With his permission and still on the phone, this reporter logged onto the MassEquality Web site, looked up his name first from the index of cities and towns, and then by clicking “C” and scrolling for his name.
The Web page requested Cloutier’s street address and once that was submitted, a form letter appeared from which an e-mail could be generated claiming Cloutier’s signature was invalid.
Cloutier said in addition to his letter to the attorney general, he e-mailed Augustus, but has not heard back from him.
Augustus said he received 40 to 50 complaints from his constituents claiming they were tricked into signing the petition, thinking it was for another issue, such as legalizing the sale of alcohol on Sundays.

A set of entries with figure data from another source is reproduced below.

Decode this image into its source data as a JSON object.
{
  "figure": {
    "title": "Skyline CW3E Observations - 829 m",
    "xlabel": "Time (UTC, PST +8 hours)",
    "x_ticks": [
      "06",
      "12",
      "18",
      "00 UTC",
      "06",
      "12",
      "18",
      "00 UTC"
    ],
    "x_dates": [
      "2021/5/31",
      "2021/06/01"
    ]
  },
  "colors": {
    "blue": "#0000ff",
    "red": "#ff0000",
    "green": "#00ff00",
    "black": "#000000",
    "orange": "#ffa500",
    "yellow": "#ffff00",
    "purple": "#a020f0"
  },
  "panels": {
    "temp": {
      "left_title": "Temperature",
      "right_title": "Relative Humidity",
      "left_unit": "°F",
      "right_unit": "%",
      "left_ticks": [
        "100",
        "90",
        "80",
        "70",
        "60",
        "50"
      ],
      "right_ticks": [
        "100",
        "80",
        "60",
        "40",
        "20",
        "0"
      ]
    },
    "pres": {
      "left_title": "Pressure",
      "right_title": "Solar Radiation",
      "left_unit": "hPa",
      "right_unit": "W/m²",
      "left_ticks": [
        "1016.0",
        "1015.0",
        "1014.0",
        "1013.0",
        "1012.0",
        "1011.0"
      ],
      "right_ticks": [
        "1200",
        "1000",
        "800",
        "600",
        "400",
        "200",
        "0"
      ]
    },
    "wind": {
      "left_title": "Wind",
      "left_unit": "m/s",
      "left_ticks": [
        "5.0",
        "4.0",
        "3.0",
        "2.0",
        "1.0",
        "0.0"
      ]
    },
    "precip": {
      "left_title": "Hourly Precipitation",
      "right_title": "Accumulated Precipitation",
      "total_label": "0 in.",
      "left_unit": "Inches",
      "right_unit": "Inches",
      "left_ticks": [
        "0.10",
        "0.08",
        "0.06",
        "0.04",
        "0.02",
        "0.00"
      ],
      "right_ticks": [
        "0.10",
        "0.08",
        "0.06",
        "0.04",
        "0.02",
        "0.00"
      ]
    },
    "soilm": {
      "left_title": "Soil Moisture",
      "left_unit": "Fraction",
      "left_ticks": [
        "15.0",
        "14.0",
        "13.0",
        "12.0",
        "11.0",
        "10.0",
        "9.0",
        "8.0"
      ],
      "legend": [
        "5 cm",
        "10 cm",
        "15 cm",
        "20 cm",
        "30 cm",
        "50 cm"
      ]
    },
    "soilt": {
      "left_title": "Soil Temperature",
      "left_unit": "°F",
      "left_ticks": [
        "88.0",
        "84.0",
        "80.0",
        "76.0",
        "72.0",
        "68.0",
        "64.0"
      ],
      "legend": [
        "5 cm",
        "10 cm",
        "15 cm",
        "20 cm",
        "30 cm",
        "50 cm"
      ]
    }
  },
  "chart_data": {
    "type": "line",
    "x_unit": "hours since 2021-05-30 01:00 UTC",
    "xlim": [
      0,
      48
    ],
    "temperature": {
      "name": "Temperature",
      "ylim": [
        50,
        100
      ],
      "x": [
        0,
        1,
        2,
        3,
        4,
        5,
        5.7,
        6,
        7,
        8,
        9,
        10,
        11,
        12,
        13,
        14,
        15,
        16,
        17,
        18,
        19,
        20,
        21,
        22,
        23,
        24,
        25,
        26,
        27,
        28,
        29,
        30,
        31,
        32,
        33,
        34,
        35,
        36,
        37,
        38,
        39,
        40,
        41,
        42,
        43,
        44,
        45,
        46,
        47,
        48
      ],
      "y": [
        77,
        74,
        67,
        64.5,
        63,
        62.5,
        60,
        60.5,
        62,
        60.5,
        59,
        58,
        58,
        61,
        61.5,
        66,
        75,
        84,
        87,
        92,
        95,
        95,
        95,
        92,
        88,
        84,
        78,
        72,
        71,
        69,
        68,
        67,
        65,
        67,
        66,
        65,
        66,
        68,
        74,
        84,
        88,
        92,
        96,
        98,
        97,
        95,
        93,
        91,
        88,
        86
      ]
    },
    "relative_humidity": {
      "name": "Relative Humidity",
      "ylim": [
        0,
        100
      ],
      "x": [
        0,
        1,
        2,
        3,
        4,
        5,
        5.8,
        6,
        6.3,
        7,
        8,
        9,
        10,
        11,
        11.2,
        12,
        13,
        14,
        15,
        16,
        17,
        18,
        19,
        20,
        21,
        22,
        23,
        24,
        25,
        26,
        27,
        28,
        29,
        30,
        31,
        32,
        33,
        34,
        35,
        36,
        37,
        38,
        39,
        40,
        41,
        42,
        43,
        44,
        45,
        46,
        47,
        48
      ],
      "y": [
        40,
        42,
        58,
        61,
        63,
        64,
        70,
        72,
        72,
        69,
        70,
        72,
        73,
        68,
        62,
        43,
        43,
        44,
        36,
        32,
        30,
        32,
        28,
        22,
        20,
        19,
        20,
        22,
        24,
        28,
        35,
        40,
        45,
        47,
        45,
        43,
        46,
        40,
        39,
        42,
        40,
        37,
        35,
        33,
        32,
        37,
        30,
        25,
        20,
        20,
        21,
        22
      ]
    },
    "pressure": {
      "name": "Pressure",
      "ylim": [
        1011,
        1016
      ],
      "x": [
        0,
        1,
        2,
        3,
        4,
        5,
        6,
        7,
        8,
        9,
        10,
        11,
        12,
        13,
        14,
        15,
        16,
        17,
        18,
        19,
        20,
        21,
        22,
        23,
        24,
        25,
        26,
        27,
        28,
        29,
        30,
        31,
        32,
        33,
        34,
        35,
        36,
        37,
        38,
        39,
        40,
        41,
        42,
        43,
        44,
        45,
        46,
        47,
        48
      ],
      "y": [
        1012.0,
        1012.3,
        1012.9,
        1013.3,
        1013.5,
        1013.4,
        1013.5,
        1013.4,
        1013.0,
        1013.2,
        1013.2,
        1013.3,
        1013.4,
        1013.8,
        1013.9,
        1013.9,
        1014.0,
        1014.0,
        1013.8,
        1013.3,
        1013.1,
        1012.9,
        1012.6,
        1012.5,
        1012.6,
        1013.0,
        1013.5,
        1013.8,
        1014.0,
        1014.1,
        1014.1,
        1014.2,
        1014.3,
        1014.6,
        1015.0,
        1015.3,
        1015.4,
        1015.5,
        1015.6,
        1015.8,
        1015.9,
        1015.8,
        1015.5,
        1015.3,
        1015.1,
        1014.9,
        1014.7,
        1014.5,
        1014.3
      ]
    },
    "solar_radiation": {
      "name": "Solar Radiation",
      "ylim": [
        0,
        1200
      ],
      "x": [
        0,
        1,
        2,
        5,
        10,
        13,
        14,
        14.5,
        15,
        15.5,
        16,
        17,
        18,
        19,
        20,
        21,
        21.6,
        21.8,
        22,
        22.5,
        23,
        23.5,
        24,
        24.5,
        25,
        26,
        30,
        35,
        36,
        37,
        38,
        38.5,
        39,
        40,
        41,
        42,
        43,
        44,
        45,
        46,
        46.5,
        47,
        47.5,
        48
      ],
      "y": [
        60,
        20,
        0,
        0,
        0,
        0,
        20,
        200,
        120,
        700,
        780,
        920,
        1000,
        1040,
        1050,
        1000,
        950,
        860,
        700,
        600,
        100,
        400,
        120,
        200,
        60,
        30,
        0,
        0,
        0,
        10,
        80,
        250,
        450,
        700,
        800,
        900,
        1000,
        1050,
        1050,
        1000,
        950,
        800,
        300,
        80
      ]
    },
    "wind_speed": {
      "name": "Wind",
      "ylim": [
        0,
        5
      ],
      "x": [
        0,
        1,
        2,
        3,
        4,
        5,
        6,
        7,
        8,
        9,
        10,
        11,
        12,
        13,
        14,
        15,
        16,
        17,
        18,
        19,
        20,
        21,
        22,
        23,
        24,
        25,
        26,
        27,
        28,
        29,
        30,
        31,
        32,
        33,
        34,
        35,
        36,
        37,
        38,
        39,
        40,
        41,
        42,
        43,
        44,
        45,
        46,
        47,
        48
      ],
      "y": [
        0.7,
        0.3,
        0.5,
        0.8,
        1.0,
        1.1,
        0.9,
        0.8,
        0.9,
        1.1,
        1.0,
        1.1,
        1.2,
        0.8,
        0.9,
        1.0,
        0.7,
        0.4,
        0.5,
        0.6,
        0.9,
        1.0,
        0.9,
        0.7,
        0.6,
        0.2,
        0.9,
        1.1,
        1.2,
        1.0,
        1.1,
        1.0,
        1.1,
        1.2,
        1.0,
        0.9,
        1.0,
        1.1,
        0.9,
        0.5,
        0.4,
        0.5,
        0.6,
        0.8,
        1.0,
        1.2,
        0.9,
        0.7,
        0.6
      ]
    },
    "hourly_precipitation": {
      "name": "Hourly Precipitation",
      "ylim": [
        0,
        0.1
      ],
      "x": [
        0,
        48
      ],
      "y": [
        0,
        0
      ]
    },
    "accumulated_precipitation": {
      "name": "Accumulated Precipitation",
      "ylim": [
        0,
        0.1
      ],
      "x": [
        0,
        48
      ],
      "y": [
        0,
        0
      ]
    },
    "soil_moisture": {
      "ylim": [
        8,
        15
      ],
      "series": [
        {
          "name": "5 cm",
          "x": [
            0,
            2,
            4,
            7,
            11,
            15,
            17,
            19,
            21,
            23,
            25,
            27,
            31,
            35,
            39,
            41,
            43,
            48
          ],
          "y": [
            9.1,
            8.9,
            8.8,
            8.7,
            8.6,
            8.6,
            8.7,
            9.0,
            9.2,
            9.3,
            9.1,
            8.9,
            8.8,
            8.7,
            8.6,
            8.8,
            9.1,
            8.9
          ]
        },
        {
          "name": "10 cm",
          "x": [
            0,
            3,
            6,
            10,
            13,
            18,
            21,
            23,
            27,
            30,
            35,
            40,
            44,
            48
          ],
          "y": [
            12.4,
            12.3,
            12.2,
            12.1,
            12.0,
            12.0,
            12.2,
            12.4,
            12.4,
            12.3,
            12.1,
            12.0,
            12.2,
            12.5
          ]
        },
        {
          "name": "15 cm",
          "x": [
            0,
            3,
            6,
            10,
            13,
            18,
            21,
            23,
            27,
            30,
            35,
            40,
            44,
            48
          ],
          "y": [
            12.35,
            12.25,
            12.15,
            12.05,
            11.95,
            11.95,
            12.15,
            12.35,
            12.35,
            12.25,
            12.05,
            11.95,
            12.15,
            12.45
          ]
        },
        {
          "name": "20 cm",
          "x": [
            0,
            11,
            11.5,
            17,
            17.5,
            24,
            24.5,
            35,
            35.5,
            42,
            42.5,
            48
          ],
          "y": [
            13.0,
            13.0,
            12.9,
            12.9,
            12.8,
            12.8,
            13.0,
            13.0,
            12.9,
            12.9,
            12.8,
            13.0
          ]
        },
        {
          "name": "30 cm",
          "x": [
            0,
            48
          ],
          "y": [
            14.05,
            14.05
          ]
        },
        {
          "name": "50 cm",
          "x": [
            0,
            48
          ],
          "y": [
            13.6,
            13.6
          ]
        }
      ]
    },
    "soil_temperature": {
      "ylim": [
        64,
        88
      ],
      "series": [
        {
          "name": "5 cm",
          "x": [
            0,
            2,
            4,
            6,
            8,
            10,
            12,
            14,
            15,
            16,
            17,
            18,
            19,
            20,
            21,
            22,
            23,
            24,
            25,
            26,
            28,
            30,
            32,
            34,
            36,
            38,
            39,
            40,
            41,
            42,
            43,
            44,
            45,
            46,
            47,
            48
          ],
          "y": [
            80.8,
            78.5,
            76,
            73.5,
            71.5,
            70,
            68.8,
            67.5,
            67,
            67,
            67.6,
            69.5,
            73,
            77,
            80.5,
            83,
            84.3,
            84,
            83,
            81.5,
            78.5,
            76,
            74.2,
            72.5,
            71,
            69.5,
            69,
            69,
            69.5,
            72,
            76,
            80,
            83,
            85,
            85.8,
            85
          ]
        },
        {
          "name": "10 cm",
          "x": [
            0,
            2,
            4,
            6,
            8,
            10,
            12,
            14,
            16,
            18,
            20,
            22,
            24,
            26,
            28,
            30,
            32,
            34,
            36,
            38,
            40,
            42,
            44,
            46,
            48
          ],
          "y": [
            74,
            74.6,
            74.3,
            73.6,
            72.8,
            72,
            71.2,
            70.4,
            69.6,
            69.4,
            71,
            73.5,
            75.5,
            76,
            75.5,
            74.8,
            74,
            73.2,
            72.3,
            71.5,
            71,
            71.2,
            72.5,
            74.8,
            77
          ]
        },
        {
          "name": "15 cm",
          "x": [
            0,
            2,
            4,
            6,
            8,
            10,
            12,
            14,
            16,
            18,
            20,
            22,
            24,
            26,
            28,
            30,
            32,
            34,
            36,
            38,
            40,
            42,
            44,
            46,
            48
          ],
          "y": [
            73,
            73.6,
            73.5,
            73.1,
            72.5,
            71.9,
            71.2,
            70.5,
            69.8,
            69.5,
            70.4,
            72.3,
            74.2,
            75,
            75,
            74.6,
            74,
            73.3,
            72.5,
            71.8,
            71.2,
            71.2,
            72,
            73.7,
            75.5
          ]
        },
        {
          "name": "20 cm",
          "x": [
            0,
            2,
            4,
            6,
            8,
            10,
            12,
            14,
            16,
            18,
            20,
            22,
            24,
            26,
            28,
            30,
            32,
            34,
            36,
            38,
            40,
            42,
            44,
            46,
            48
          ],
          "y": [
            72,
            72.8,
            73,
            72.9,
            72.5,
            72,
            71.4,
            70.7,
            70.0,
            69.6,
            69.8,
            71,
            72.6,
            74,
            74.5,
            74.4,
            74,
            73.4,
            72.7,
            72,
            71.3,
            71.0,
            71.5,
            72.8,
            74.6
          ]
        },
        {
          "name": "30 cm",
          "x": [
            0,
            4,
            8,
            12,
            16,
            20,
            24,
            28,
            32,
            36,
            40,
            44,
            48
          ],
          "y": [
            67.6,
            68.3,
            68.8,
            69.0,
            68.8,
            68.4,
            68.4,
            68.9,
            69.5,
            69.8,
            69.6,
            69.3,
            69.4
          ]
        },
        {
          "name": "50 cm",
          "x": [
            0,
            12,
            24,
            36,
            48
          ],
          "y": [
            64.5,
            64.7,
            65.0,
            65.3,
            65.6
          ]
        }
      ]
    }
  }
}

The senator said he has not responded to Cloutier directly, but believes his concerns would be addressed by legislation he authored to reform the collection of signatures, Augustus said. The bill passed the Senate on a voice vote and is now before the House.
“I think the idea of looking up the signatures is a legitimate thing,” said State Rep. Michael E. Festa, D-Melrose, a candidate for Middlesex County District Attorney and supporter of the legality of same-sex marriage.
However, Festa said he thinks challenging the signatures, especially posting the names on the Internet, is a double-edged sword.
“If it is not chilling—at least it makes people uncomfortable,” he said.
As a matter of tactics, the petition opponents should focus on defeating the question, rather than pursuing a futile course of action, given that the petition received more than 170,000 signatures, he added.
Mineau said as of Jan. 25 only 2,000 signatures have been invalidated, less than two percent of the total.
As for testimony at the Augustus hearings by paid signature collector for VoteOnMarriage.org Angela McElroy, that she had used unethical methods to gain signatures, Mineau called it a publicity stunt.
“We have stated clearly, we will not tolerate signature fraud,” he said.
“VoteOnMarriage.org is asking state officials, ‘Why, if her claims are true, hasn’t the supposedly fraudulent petitioner circulator, Ms. McElroy, been prosecuted, as we formally requested?’” he asked.